Si ricorda che tali coefficienti, senza incidere sulla quota contributiva, riducono progressivamente la misura della quota retributiva di essa, in ragione dell’età dell’interessato. La riduzione si può avere:
- fino ad un massimo del 45,9% per l’età di 57 anni;
- ad un minimo di riduzione del 7,3% per chi andasse in pensione con 64 anni di età.

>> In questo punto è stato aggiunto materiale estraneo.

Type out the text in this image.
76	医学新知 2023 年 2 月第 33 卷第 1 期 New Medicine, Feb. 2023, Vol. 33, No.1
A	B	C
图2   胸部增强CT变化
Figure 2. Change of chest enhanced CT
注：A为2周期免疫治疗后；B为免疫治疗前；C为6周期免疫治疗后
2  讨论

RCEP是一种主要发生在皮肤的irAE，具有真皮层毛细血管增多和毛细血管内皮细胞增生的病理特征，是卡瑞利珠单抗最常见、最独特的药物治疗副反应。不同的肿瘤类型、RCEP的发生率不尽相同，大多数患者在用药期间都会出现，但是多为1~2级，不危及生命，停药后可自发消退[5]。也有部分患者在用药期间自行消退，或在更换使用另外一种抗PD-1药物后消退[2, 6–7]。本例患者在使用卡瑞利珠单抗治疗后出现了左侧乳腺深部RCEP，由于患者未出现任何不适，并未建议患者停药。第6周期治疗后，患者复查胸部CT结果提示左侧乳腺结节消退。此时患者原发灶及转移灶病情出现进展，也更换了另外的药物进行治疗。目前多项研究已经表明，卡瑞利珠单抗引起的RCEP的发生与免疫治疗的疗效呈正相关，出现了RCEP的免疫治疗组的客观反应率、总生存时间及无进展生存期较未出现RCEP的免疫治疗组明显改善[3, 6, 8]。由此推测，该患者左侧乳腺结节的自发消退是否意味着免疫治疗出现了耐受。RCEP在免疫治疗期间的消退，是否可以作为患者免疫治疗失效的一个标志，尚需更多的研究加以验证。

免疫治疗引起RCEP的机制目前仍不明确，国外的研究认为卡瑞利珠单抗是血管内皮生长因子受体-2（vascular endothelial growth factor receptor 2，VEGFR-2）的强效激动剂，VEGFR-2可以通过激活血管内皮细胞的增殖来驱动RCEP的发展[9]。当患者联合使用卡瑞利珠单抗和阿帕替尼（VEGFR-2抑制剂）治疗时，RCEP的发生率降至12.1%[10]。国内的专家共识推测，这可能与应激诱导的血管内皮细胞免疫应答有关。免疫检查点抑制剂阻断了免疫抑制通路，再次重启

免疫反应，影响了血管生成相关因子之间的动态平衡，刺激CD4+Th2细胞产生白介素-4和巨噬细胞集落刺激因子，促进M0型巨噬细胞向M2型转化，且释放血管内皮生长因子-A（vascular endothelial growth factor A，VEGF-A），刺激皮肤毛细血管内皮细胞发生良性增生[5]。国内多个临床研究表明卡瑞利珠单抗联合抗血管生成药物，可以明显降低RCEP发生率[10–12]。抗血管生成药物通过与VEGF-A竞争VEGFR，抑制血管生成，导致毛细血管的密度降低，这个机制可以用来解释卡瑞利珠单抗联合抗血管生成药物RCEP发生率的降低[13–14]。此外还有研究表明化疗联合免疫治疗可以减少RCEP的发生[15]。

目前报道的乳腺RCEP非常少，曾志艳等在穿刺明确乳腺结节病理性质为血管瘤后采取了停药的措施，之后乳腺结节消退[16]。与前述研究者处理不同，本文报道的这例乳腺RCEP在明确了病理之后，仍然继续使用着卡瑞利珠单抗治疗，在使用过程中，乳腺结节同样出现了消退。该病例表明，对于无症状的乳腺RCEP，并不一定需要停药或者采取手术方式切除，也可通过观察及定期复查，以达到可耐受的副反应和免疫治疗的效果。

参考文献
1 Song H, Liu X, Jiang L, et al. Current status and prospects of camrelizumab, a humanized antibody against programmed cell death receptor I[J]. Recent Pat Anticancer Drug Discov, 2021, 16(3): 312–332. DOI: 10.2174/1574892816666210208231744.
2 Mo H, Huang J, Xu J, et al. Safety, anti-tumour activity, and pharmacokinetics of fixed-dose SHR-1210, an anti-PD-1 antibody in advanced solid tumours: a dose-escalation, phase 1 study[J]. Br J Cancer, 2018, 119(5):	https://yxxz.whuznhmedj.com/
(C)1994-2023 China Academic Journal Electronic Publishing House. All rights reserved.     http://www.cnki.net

Il potere delle casse previdenziali
Tale modificazione trova fondamento nel potere attribuito alle Casse privatizzate dall’art. 44, comma 7, L. 289/2002. Secondo tale norma gli enti previdenziali privatizzati possono applicare le disposizioni che consentono la cumulabilità tra pensione di anzianità e redditi da lavoro, nel rispetto dei principi di autonomia. Si tratta dunque di una previsione di legge, fisiologica nel sistema di relazioni tra legge e potere regolamentare della Cassa, di favore per l’omogeneizzazione dei sistemi pensionistici.

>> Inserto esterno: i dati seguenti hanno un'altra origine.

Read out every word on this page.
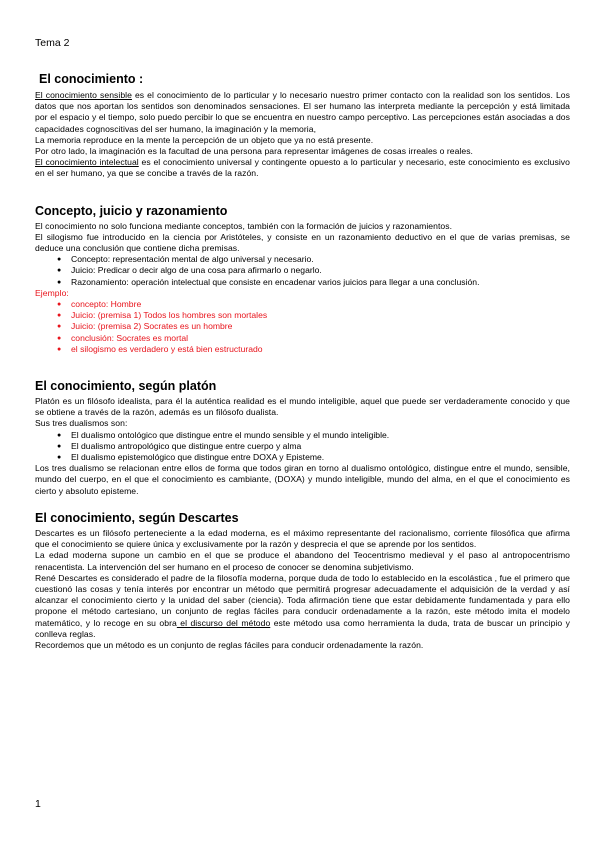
Tema 2
El conocimiento :

El conocimiento sensible es el conocimiento de lo particular y lo necesario nuestro primer contacto con la realidad son los sentidos. Los datos que nos aportan los sentidos son denominados sensaciones. El ser humano las interpreta mediante la percepción y está limitada por el espacio y el tiempo, solo puedo percibir lo que se encuentra en nuestro campo perceptivo. Las percepciones están asociadas a dos capacidades cognoscitivas del ser humano, la imaginación y la memoria,

La memoria reproduce en la mente la percepción de un objeto que ya no está presente.

Por otro lado, la imaginación es la facultad de una persona para representar imágenes de cosas irreales o reales.

El conocimiento intelectual es el conocimiento universal y contingente opuesto a lo particular y necesario, este conocimiento es exclusivo en el ser humano, ya que se concibe a través de la razón.

Concepto, juicio y razonamiento

El conocimiento no solo funciona mediante conceptos, también con la formación de juicios y razonamientos.

El silogismo fue introducido en la ciencia por Aristóteles, y consiste en un razonamiento deductivo en el que de varias premisas, se deduce una conclusión que contiene dicha premisas.

● Concepto: representación mental de algo universal y necesario.
● Juicio: Predicar o decir algo de una cosa para afirmarlo o negarlo.
● Razonamiento: operación intelectual que consiste en encadenar varios juicios para llegar a una conclusión.

Ejemplo:

● concepto: Hombre
● Juicio: (premisa 1) Todos los hombres son mortales
● Juicio: (premisa 2) Socrates es un hombre
● conclusión: Socrates es mortal
● el silogismo es verdadero y está bien estructurado
El conocimiento, según platón

Platón es un filósofo idealista, para él la auténtica realidad es el mundo inteligible, aquel que puede ser verdaderamente conocido y que se obtiene a través de la razón, además es un filósofo dualista.

Sus tres dualismos son:

● El dualismo ontológico que distingue entre el mundo sensible y el mundo inteligible.
● El dualismo antropológico que distingue entre cuerpo y alma
● El dualismo epistemológico que distingue entre DOXA y Episteme.

Los tres dualismo se relacionan entre ellos de forma que todos giran en torno al dualismo ontológico, distingue entre el mundo, sensible, mundo del cuerpo, en el que el conocimiento es cambiante, (DOXA) y mundo inteligible, mundo del alma, en el que el conocimiento es cierto y absoluto episteme.

El conocimiento, según Descartes

Descartes es un filósofo perteneciente a la edad moderna, es el máximo representante del racionalismo, corriente filosófica que afirma que el conocimiento se quiere única y exclusivamente por la razón y desprecia el que se aprende por los sentidos.

La edad moderna supone un cambio en el que se produce el abandono del Teocentrismo medieval y el paso al antropocentrismo renacentista. La intervención del ser humano en el proceso de conocer se denomina subjetivismo.

René Descartes es considerado el padre de la filosofía moderna, porque duda de todo lo establecido en la escolástica , fue el primero que cuestionó las cosas y tenía interés por encontrar un método que permitirá progresar adecuadamente el adquisición de la verdad y así alcanzar el conocimiento cierto y la unidad del saber (ciencia). Toda afirmación tiene que estar debidamente fundamentada y para ello propone el método cartesiano, un conjunto de reglas fáciles para conducir ordenadamente a la razón, este método imita el modelo matemático, y lo recoge en su obra el discurso del método este método usa como herramienta la duda, trata de buscar un principio y conlleva reglas.

Recordemos que un método es un conjunto de reglas fáciles para conducir ordenadamente la razón.

1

In definitiva, può dirsi legittimo il coefficiente di abbattimento (c.d. coefficiente di neutralizzazione), progressivamente calante in ragione del crescere dell’età, per la quota retributiva delle pensioni di anzianità erogate dalla Cassa previdenziale. Dunque non è soggetta al principio del pro rata, risultando tale coefficiente introdotto con modalità non irragionevoli nell’ambito della modifica dei sistema di accesso alla predetta pensione, reso contestualmente compatibile con la prosecuzione, nonostante il pensionamento, della medesima professione.
Pertanto le Casse hanno tutto il diritto di cambiare le regole per la pensione anche in corso; questo per tutelare da una parte i diritti dei futuri pensionandi e dall’altra preservare la stabilità dei propri conti. Il motivo è quindi quello di non mettere a rischio le pensioni di tutti i contribuenti, seguendo cioè il principio della ragionevolezza.